16/11/2021
Par le biais d’une lettre ouverte, 73 professeurs et employés de l’Université d’Ottawa interpellent le recteur Jacques Frémont de prendre des mesures afin de protéger la liberté universitaire.
Les signataires demandent aussi au recteur de présenter ses excuses à la professeure Verushka Lieutenant-Duval*. Pour l’un des signataires, le professeur de biologie François Chapleau, cela serait une première étape vers la réconciliation entre l’administration et le personnel.
*La question a surgi depuis que Verushka Lieutenant-Duval a été suspendue par l’administration, suite à une plainte d’une étudiante, pour avoir utilisé le terme en entier dans un cours. La professeure faisait mention de la façon dont la communauté noire afro-américaine s’était réappropriée le terme n***e pour dresser un parallèle avec l’utilisation par la communauté gaie du mot « queer », à l’origine une insulte.
Les excuses de la professeure avaient été jugées insuffisantes, les étudiants dénonçant l’utilisation d’un mot « raciste » par une professeure blanche.
En réaction à la suspension de Mme Verushka Lieutenant-Duval, plus d’une trentaine de professeurs de l’établissement postsecondaire ont cosigné une lettre, vendredi, défendant Mme Lieutenant-Duval et l’importance de conserver leur liberté académique pour traiter de sujets complexes et parfois difficiles.
Ce serait un bon geste pour rétablir la confiance avec les professeurs, car en ce moment ils se censurent, parce qu’ils ont peur puisqu’ils n’ont pas l’appui de leur institution. Alors, les cours sont modifiés, car on veut éviter les controverses.
Le recteur peut dire tout ce qu’il veut sur la liberté académique et la liberté d’expression. S’il n’offre pas des excuses à Verushka, les professeurs ne vont pas le croire.
François Chapleau, professeur à l’Université d’Ottawa
La semaine dernière, un rapport faisant état de sept recommandations a été rendu public à la suite de la controverse entourant l’utilisation du mot en N en classe. Le recteur disait vouloir mettre en action les recommandations du rapport après en avoir discuté au Sénat de l’Université d’Ottawa.
Depuis le début de la controverse du mot en n, bon nombre de professeurs de l’Université d’Ottawa ont dénoncé avec véhémence la façon dont l’administration a géré le dossier. François Chapleau est l’un d’eux, et il en a long à dire sur le recteur Jacques Frémont.

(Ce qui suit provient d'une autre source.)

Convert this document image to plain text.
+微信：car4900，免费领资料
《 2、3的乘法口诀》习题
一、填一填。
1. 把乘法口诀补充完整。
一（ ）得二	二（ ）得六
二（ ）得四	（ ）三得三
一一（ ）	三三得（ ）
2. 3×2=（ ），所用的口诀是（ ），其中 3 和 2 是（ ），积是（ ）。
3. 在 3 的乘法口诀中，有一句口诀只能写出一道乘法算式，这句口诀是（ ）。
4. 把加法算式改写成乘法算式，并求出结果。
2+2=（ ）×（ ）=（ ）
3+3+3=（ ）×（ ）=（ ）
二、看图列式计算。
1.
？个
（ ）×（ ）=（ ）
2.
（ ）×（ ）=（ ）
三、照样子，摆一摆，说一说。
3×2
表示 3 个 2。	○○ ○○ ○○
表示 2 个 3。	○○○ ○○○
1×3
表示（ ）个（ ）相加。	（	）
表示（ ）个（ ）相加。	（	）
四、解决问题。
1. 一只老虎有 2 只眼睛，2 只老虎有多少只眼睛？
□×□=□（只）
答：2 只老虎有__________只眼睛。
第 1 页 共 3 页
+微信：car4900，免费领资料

Ce qui nous a choqués aussi, c’est le fait qu’il se soit caché derrière le concept du grief pour évacuer toute question sur Verushka, mais il a été établi dans le rapport qu’elle a utilisé ce mot dans un cadre pédagogique et acceptable.

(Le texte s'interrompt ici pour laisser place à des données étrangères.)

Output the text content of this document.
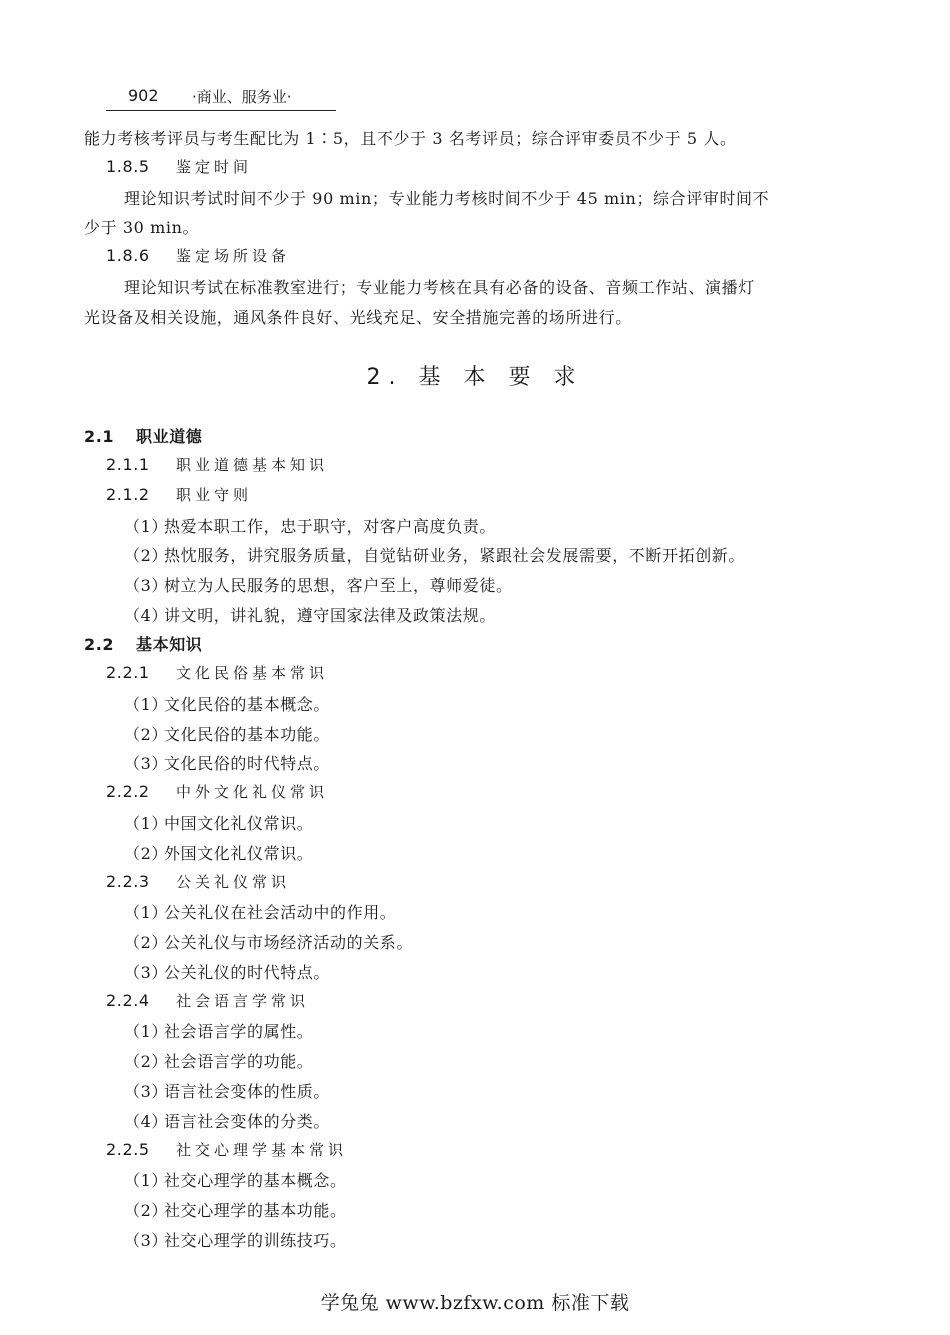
902 ·商业、服务业·
能力考核考评员与考生配比为 1∶5，且不少于 3 名考评员；综合评审委员不少于 5 人。
1.8.5 鉴定时间
理论知识考试时间不少于 90 min；专业能力考核时间不少于 45 min；综合评审时间不
少于 30 min。
1.8.6 鉴定场所设备
理论知识考试在标准教室进行；专业能力考核在具有必备的设备、音频工作站、演播灯
光设备及相关设施，通风条件良好、光线充足、安全措施完善的场所进行。
2. 基 本 要 求
2.1 职业道德
2.1.1 职业道德基本知识
2.1.2 职业守则
（1）热爱本职工作，忠于职守，对客户高度负责。
（2）热忱服务，讲究服务质量，自觉钻研业务，紧跟社会发展需要，不断开拓创新。
（3）树立为人民服务的思想，客户至上，尊师爱徒。
（4）讲文明，讲礼貌，遵守国家法律及政策法规。
2.2 基本知识
2.2.1 文化民俗基本常识
（1）文化民俗的基本概念。
（2）文化民俗的基本功能。
（3）文化民俗的时代特点。
2.2.2 中外文化礼仪常识
（1）中国文化礼仪常识。
（2）外国文化礼仪常识。
2.2.3 公关礼仪常识
（1）公关礼仪在社会活动中的作用。
（2）公关礼仪与市场经济活动的关系。
（3）公关礼仪的时代特点。
2.2.4 社会语言学常识
（1）社会语言学的属性。
（2）社会语言学的功能。
（3）语言社会变体的性质。
（4）语言社会变体的分类。
2.2.5 社交心理学基本常识
（1）社交心理学的基本概念。
（2）社交心理学的基本功能。
（3）社交心理学的训练技巧。
学兔兔 www.bzfxw.com 标准下载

Selon le vice-président de la mobilisation des membres à l’Association des professeurs à temps partiel de l’Université d’Ottawa, Luc Angers, la situation “n’empêche pas que les bons gestes peuvent suivre, indépendamment du grief. Ce serait même un geste exemplaire“.
Le professeur titulaire au département de communications de l’Université d’Ottawa, Marc-François Bernier, abonde dans le même sens : “Unilatéralement, le grief existe, car il y a un refus de s’excuser et de réparer le tort. Ça semble encore une fuite en avant. Quand venait le temps de sanctionner Mme Lieutenant-Duval, personne n’a attendu le Sénat. Cela a été fait de façon arbitraire, précipitée, irréfléchie, un peu dans la panique et dans la mauvaise gestion“
01/02/2021
Lettre de François Chapleau d’un professeur de biologie de l’université d’Ottawa à ses élèves, après avoir été accusé de racisme sur les réseaux sociaux et dans ses cours :
Chers étudiantes et étudiants de BIO1530,
En octobre 2020, j’ai été accusé de racisme sur les médias sociaux. Certains ont réclamé ma rééducation, d’autres mon renvoi. Profondément blessé, je suis resté silencieux pour ne pas devenir une distraction alors que vous naviguiez dans la réalité complexe des cours en ligne. Maintenant que les notes finales sont soumises, permettez-moi de répondre à ces accusations.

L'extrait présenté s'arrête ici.